Following bipartisan approval in the House of Representatives and the Senate in opposition to the WOTUS rule, President Joe Biden vetoed the congressional resolution to rescind the the rule last week. However, the decision in North Dakota and a similar decision in a Texas court in March means the WOTUS rule cannot be enforced in 26 states across the country: Alabama, Alaska, Arkansas, Florida, Georgia, Idaho, Indiana, Iowa, Kansas, Louisiana, Mississippi, Missouri, Montana, Nebraska, New Hampshire, North Dakota, Ohio, Oklahoma, South Carolina, South Dakota, Tennessee, Texas, Utah, Virginia, West Virginia, and Wyoming.

WOTUS is a threshold term intended to establish the geographic scope of federal jurisdiction under the CWA. The rule would add an additional step in the regulatory process for builders and developers, requiring them to determine whether isolated wetlands, ephemeral streams, or human-made drainage features are “federally jurisdictional.” Under the rule, a federal regulator would apply the “significant nexus test” to determine whether a feature significantly impacted the “integrity of a traditional navigable water.” The NAHB said it is “extremely” difficult to apply the significant nexus test consistently, and, in general, the rule “radically extends” areas in which builders need to get federal permits.

In a 45-page ruling, U.S. District Judge Daniel Hovland wrote the 2023 WOTUS rule “is neither understandable nor intelligible, and its boundaries are unlimited.” Judge Hovland also wrote there are “serious constitutional concerns triggered by the implementation” of the new WOTUS rule.

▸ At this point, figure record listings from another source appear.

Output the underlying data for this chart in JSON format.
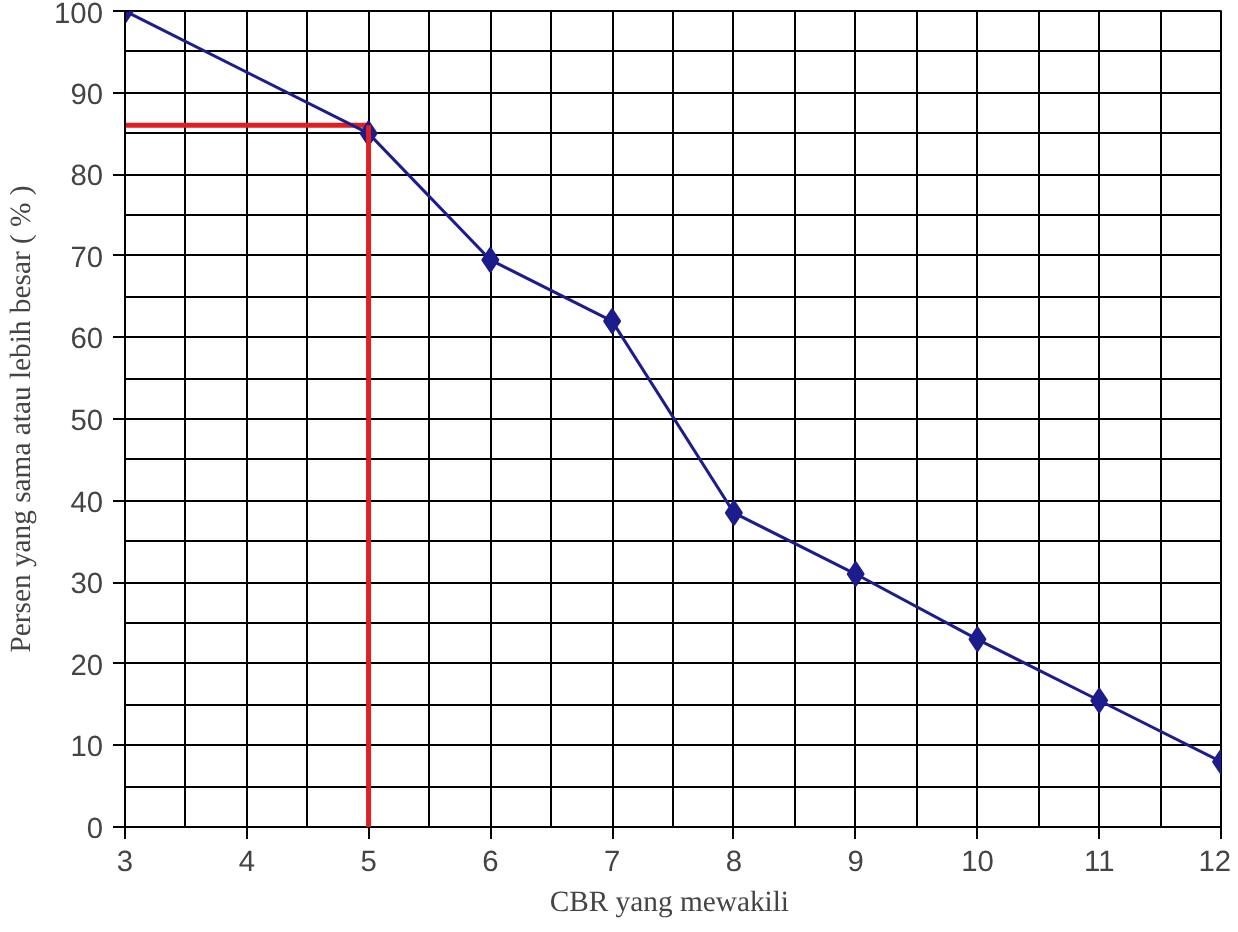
{
  "chart_data": {
    "type": "line",
    "xlabel": "CBR  yang mewakili",
    "ylabel": "Persen yang sama atau lebih besar ( % )",
    "x": [
      3,
      5,
      6,
      7,
      8,
      9,
      10,
      11,
      12
    ],
    "series": [
      {
        "color": "#1c1c8c",
        "values": [
          100,
          85,
          69.5,
          62,
          38.5,
          31,
          23,
          15.5,
          8
        ]
      }
    ],
    "xlim": [
      3,
      12
    ],
    "xticks": [
      3,
      4,
      5,
      6,
      7,
      8,
      9,
      10,
      11,
      12
    ],
    "ylim": [
      0,
      100
    ],
    "yticks": [
      0,
      10,
      20,
      30,
      40,
      50,
      60,
      70,
      80,
      90,
      100
    ],
    "grid": true,
    "marker": "diamond",
    "line_style": "solid",
    "ref_lines": [
      {
        "axis": "x",
        "value": 5,
        "color": "#e02020"
      },
      {
        "axis": "y",
        "value": 86,
        "color": "#e02020"
      }
    ]
  }
}
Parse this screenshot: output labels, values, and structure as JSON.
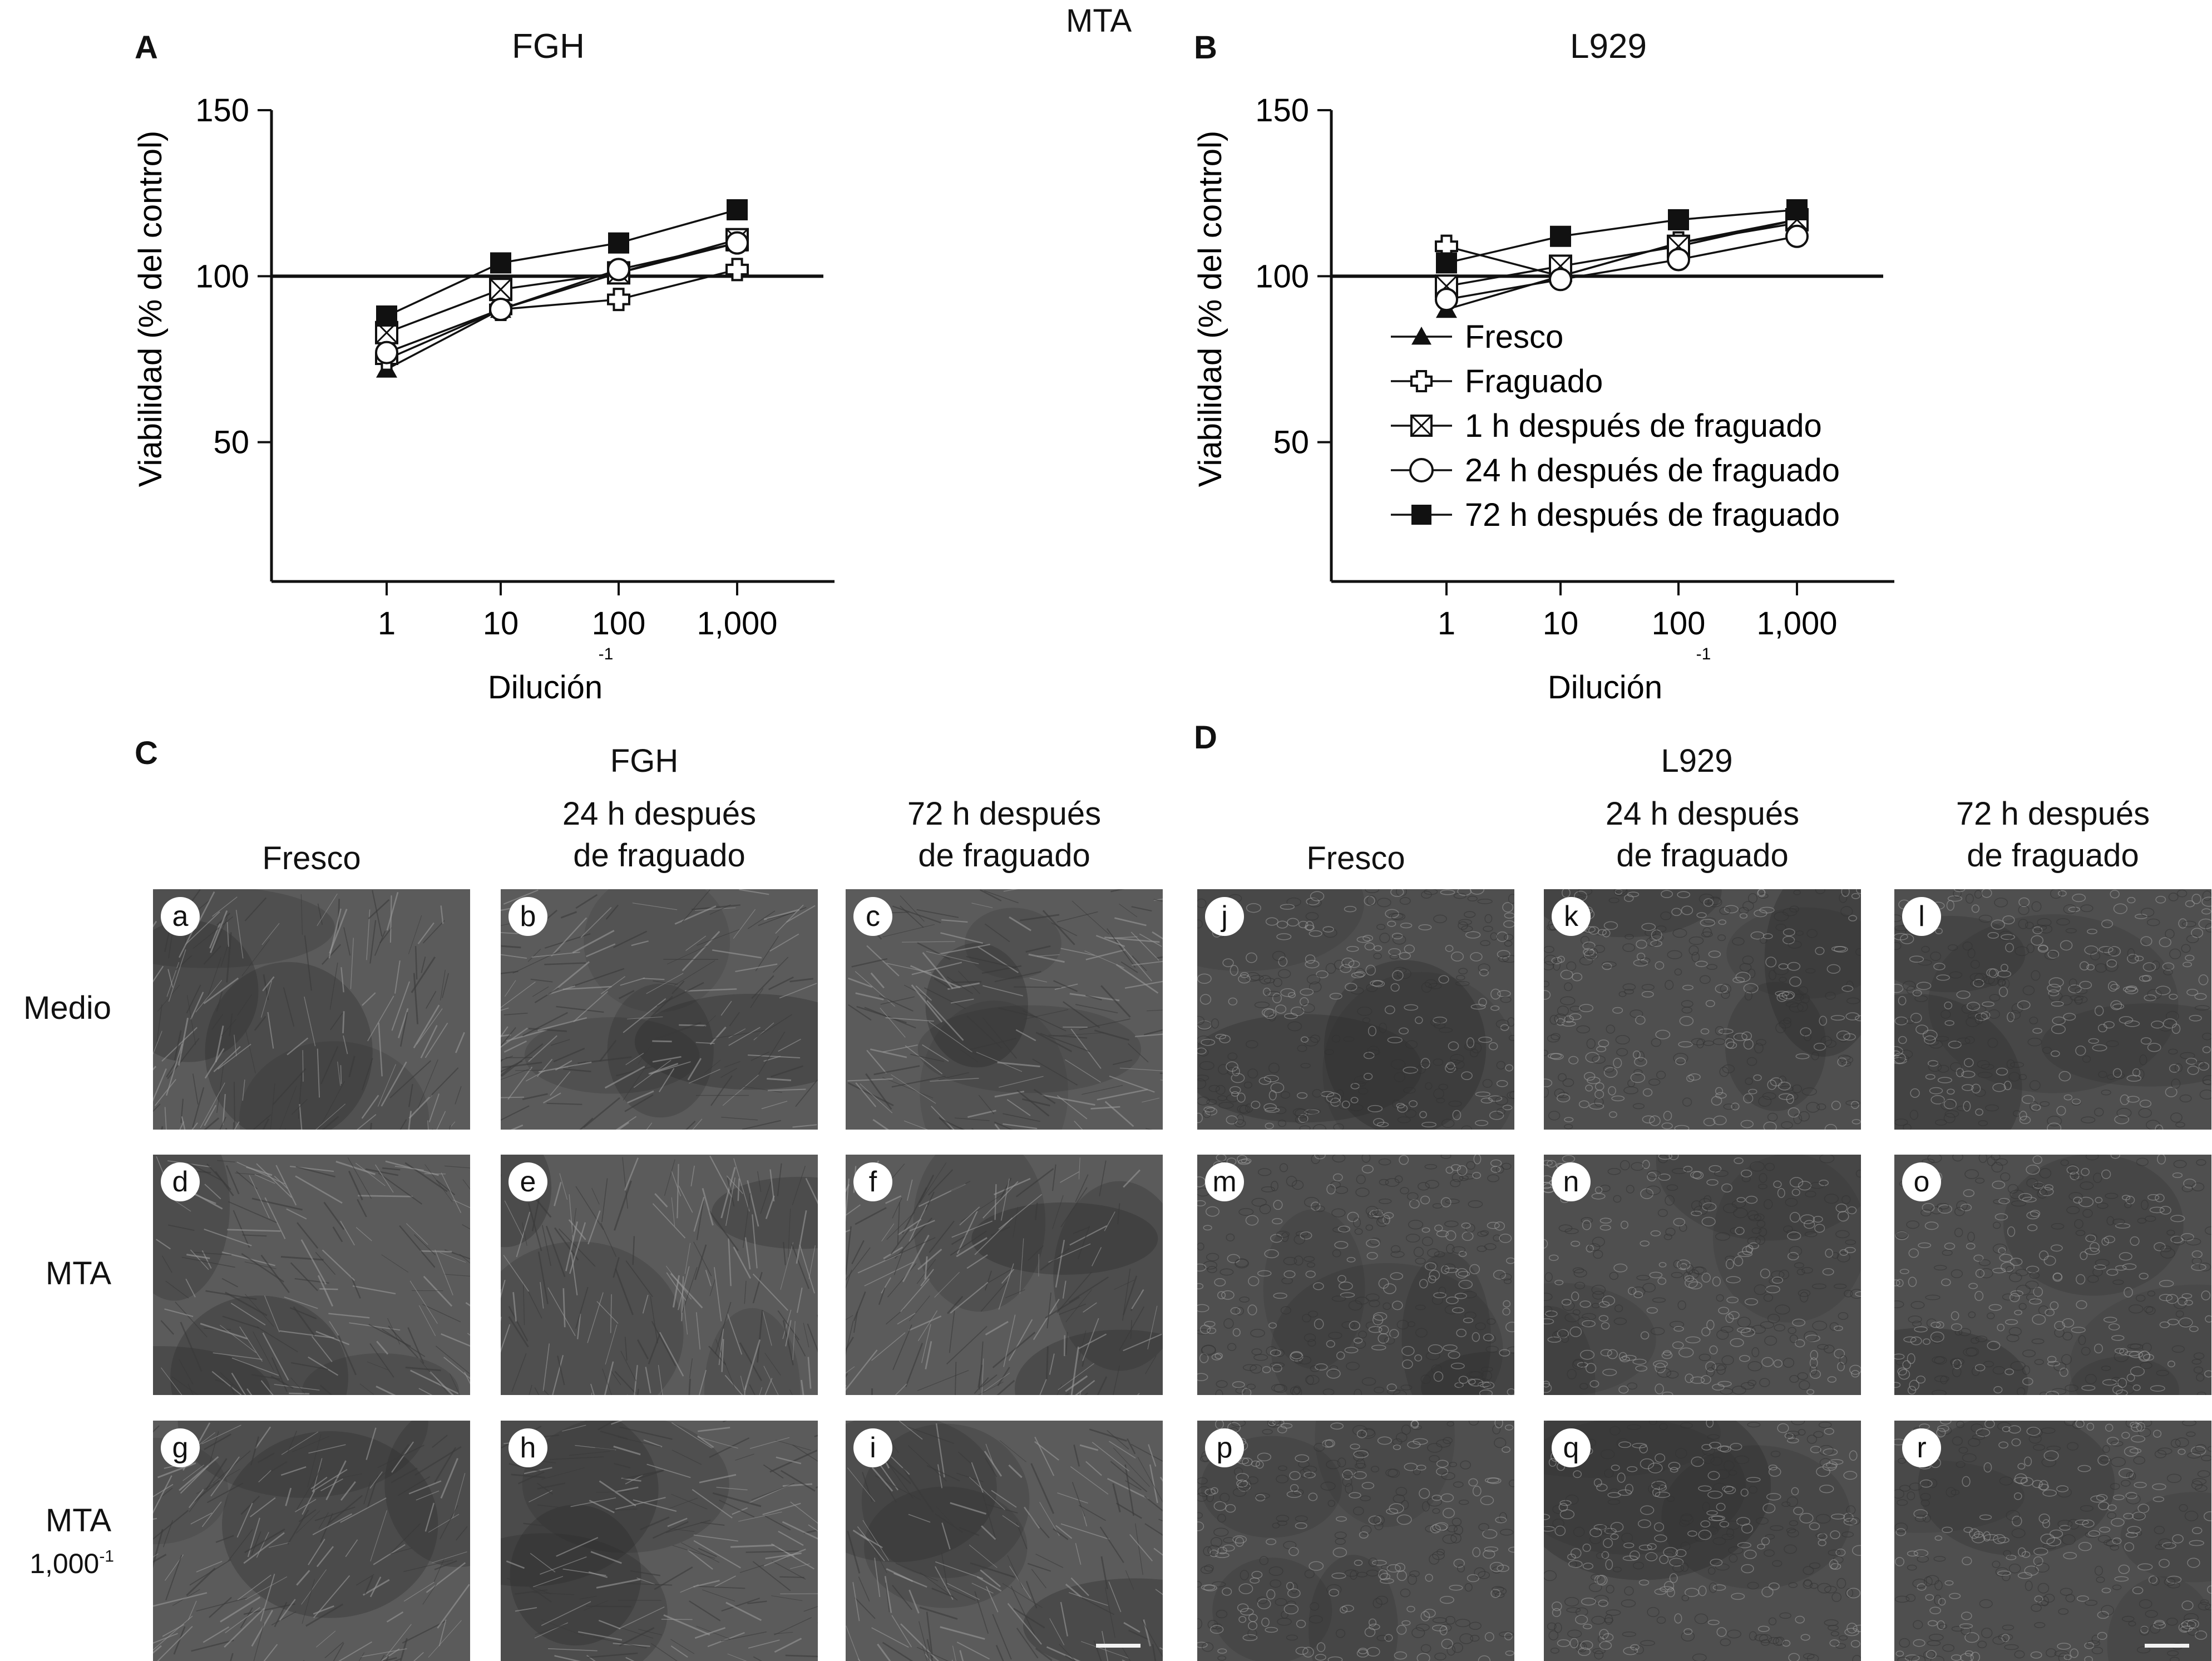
{
  "figure": {
    "main_title": "MTA",
    "panel_a": {
      "letter": "A",
      "title": "FGH"
    },
    "panel_b": {
      "letter": "B",
      "title": "L929"
    },
    "panel_c": {
      "letter": "C",
      "group_title": "FGH"
    },
    "panel_d": {
      "letter": "D",
      "group_title": "L929"
    }
  },
  "chart_data": [
    {
      "type": "line",
      "panel": "A",
      "title": "FGH",
      "xlabel": "Dilución",
      "xlabel_sup": "-1",
      "ylabel": "Viabilidad (% del control)",
      "x_scale": "log",
      "x": [
        1,
        10,
        100,
        1000
      ],
      "x_ticks": [
        "1",
        "10",
        "100",
        "1,000"
      ],
      "ylim": [
        0,
        150
      ],
      "y_ticks": [
        "50",
        "100",
        "150"
      ],
      "reference_line": 100,
      "series": [
        {
          "name": "Fresco",
          "marker": "triangle",
          "values": [
            72,
            90,
            101,
            110
          ]
        },
        {
          "name": "Fraguado",
          "marker": "plus",
          "values": [
            75,
            90,
            93,
            102
          ]
        },
        {
          "name": "1 h después de fraguado",
          "marker": "crossbox",
          "values": [
            83,
            96,
            101,
            111
          ]
        },
        {
          "name": "24 h después de fraguado",
          "marker": "circle",
          "values": [
            77,
            90,
            102,
            110
          ]
        },
        {
          "name": "72 h después de fraguado",
          "marker": "square",
          "values": [
            88,
            104,
            110,
            120
          ]
        }
      ]
    },
    {
      "type": "line",
      "panel": "B",
      "title": "L929",
      "xlabel": "Dilución",
      "xlabel_sup": "-1",
      "ylabel": "Viabilidad (% del control)",
      "x_scale": "log",
      "x": [
        1,
        10,
        100,
        1000
      ],
      "x_ticks": [
        "1",
        "10",
        "100",
        "1,000"
      ],
      "ylim": [
        0,
        150
      ],
      "y_ticks": [
        "50",
        "100",
        "150"
      ],
      "reference_line": 100,
      "legend_position": "lower-right",
      "series": [
        {
          "name": "Fresco",
          "marker": "triangle",
          "values": [
            90,
            100,
            110,
            117
          ]
        },
        {
          "name": "Fraguado",
          "marker": "plus",
          "values": [
            109,
            100,
            110,
            116
          ]
        },
        {
          "name": "1 h después de fraguado",
          "marker": "crossbox",
          "values": [
            97,
            103,
            109,
            117
          ]
        },
        {
          "name": "24 h después de fraguado",
          "marker": "circle",
          "values": [
            93,
            99,
            105,
            112
          ]
        },
        {
          "name": "72 h después de fraguado",
          "marker": "square",
          "values": [
            104,
            112,
            117,
            120
          ]
        }
      ]
    }
  ],
  "micrographs": {
    "col_heads_c": [
      "Fresco",
      "24 h después\nde fraguado",
      "72 h después\nde fraguado"
    ],
    "col_heads_d": [
      "Fresco",
      "24 h después\nde fraguado",
      "72 h después\nde fraguado"
    ],
    "row_heads": [
      "Medio",
      "MTA",
      "MTA"
    ],
    "row3_sub": "1,000",
    "row3_sup": "-1",
    "letters": [
      [
        "a",
        "b",
        "c",
        "j",
        "k",
        "l"
      ],
      [
        "d",
        "e",
        "f",
        "m",
        "n",
        "o"
      ],
      [
        "g",
        "h",
        "i",
        "p",
        "q",
        "r"
      ]
    ],
    "tone": {
      "fgh": "#5b5b5b",
      "l929": "#4f4f4f"
    }
  }
}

The U.S. Environmental Protection Agency said in a statement that the agency and the Army Corps of Engineers are reviewing the North Dakota court decision but maintain belief that the new WOTUS rule is “the best” interpretation of the CWA.

While the WOTUS rule remains in effect in 24 states, a pending U.S. Supreme Court case, Sackett v. EPA, could significantly narrow the scope of the EPA’s authority and nullify major elements of the WOTUS definition.